James McBride

Personal information
- Date of birth: 30 December 1873
- Place of birth: Renton, Scotland
- Date of death: 25 May 1899 (aged 25)
- Place of death: Manchester, England
- Position: Left half

Youth career
- 1889–1890: Renton Wanderers

Senior career*
- Years: Team / Apps / (Gls)
- 1890–1892: Renton / 22 / (1)
- 1892–1894: Liverpool / 50 / (7)
- 1894–1897: Manchester City / 70 / (1)
- 1897–1898: Ashton North End

International career
- 1892: Scottish League XI / 1 / (0)

= James McBride (footballer) =

Scottish footballer (1873–1899)

James McBride (30 December 1873 – 25 May 1899) was a Scottish footballer, who played for Liverpool during the latter half of the 19th century.
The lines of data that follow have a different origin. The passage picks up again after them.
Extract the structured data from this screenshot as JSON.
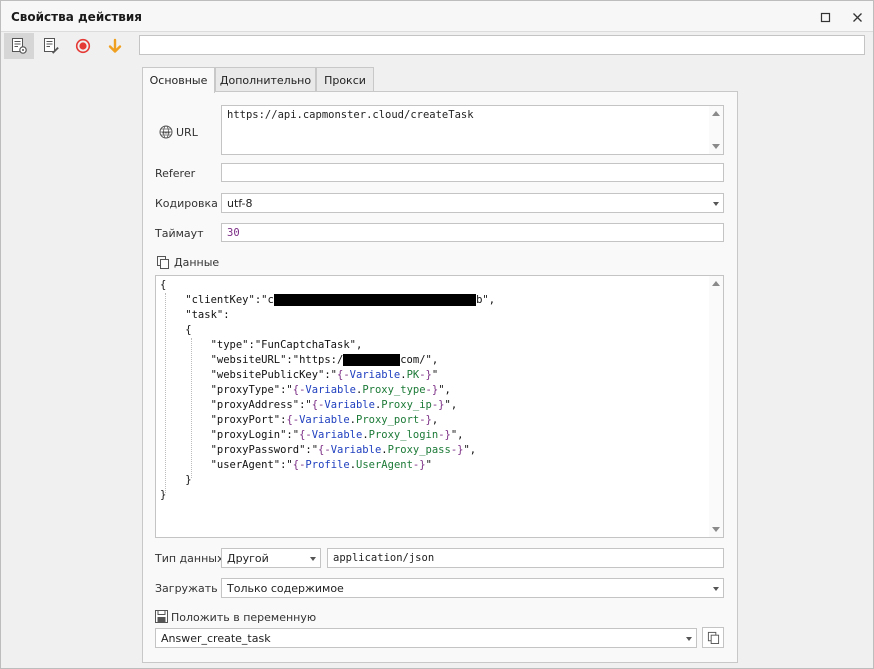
{
  "window": {
    "title": "Свойства действия"
  },
  "tabs": [
    "Основные",
    "Дополнительно",
    "Прокси"
  ],
  "url": {
    "label": "URL",
    "value": "https://api.capmonster.cloud/createTask"
  },
  "referer": {
    "label": "Referer",
    "value": ""
  },
  "encoding": {
    "label": "Кодировка",
    "value": "utf-8"
  },
  "timeout": {
    "label": "Таймаут",
    "value": "30"
  },
  "data_label": "Данные",
  "data_type": {
    "label": "Тип данных",
    "value": "Другой",
    "mime": "application/json"
  },
  "load": {
    "label": "Загружать",
    "value": "Только содержимое"
  },
  "save_var": {
    "label": "Положить в переменную",
    "value": "Answer_create_task"
  },
  "colors": {
    "variable_brace": "#7a2c84",
    "variable_name": "#1f3fbf",
    "variable_path": "#1c7a37"
  },
  "icons": [
    "properties-icon",
    "notes-icon",
    "record-icon",
    "arrow-down-icon",
    "web-icon",
    "copy-icon",
    "save-icon",
    "maximize-icon",
    "close-icon"
  ],
  "code_lines": [
    "{",
    "    \"clientKey\":\"c",
    "    \"task\":",
    "    {",
    "        \"type\":\"FunCaptchaTask\",",
    "        \"websiteURL\":\"https:/",
    "        \"websitePublicKey\":\"",
    "        \"proxyType\":\"",
    "        \"proxyAddress\":\"",
    "        \"proxyPort\":",
    "        \"proxyLogin\":\"",
    "        \"proxyPassword\":\"",
    "        \"userAgent\":\"",
    "    }",
    "}"
  ],
  "code_tail": {
    "client_key_end": "b\",",
    "website_url_end": "com/\",",
    "pk": [
      "{-",
      "Variable",
      ".",
      "PK",
      "-}",
      "\""
    ],
    "proxy_type": [
      "{-",
      "Variable",
      ".",
      "Proxy_type",
      "-}",
      "\","
    ],
    "proxy_address": [
      "{-",
      "Variable",
      ".",
      "Proxy_ip",
      "-}",
      "\","
    ],
    "proxy_port": [
      "{-",
      "Variable",
      ".",
      "Proxy_port",
      "-}",
      ","
    ],
    "proxy_login": [
      "{-",
      "Variable",
      ".",
      "Proxy_login",
      "-}",
      "\","
    ],
    "proxy_password": [
      "{-",
      "Variable",
      ".",
      "Proxy_pass",
      "-}",
      "\","
    ],
    "user_agent": [
      "{-",
      "Profile",
      ".",
      "UserAgent",
      "-}",
      "\""
    ]
  }
}
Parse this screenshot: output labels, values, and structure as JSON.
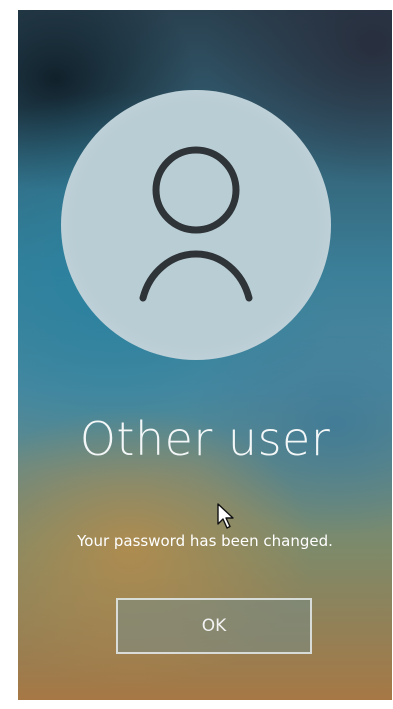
{
  "login": {
    "username": "Other user",
    "message": "Your password has been changed.",
    "ok_label": "OK"
  },
  "icons": {
    "avatar": "user-silhouette-icon",
    "cursor": "mouse-pointer-icon"
  },
  "colors": {
    "avatar_bg": "#b9cdd5",
    "avatar_stroke": "#2e3438",
    "text": "#ffffff"
  }
}
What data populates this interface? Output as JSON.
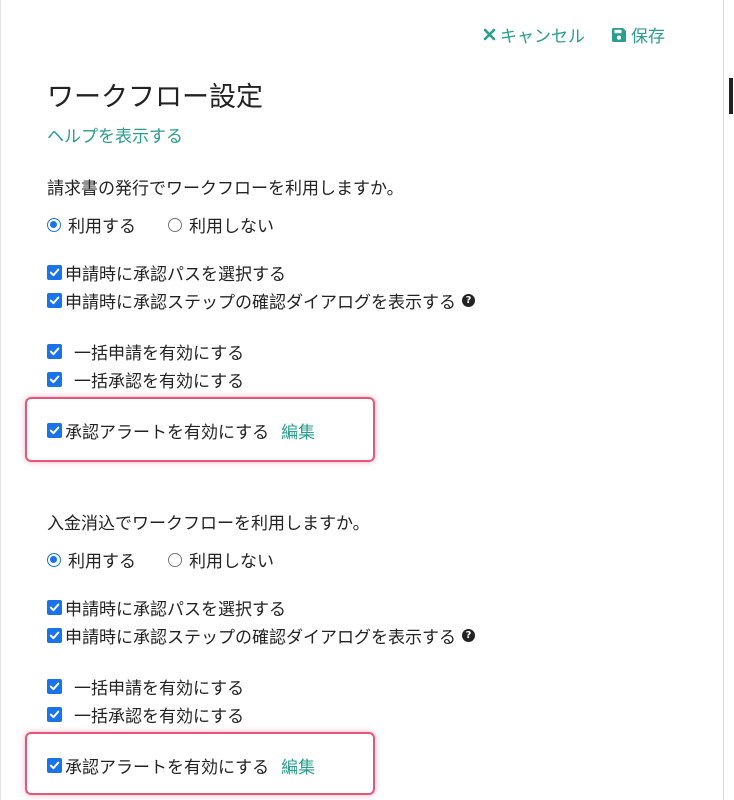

==Life and playing career==
Born in Renton, Dunbartonshire, Scotland, McBride played for Renton Wanderers and Renton before being signed by Liverpool managers John McKenna and William Edward Barclay in 1892, a short time after he took part in a trial for the Scotland national team and made his sole appearance for the Scottish Football League XI (in the first fixture they played). McBride made his debut in Liverpool's first ever fixture, a friendly against Rotherham Town on 1 September 1892, which Liverpool won 7–1. He also played in their first ever competitive match, a Lancashire League fixture against Higher Walton two days later. He scored his first goal for Liverpool in this game, which the team won 8–0.

McBride was a regular during Liverpool's unbeaten debut season in the Football League Second Division, missing just 4 of the 28 games. Liverpool gained promotion to the top flight of English football, replacing Newton Heath by winning 2–0 in a test (play-off) match. He only played five more times for the Anfield club during their relegation back down to the lower level.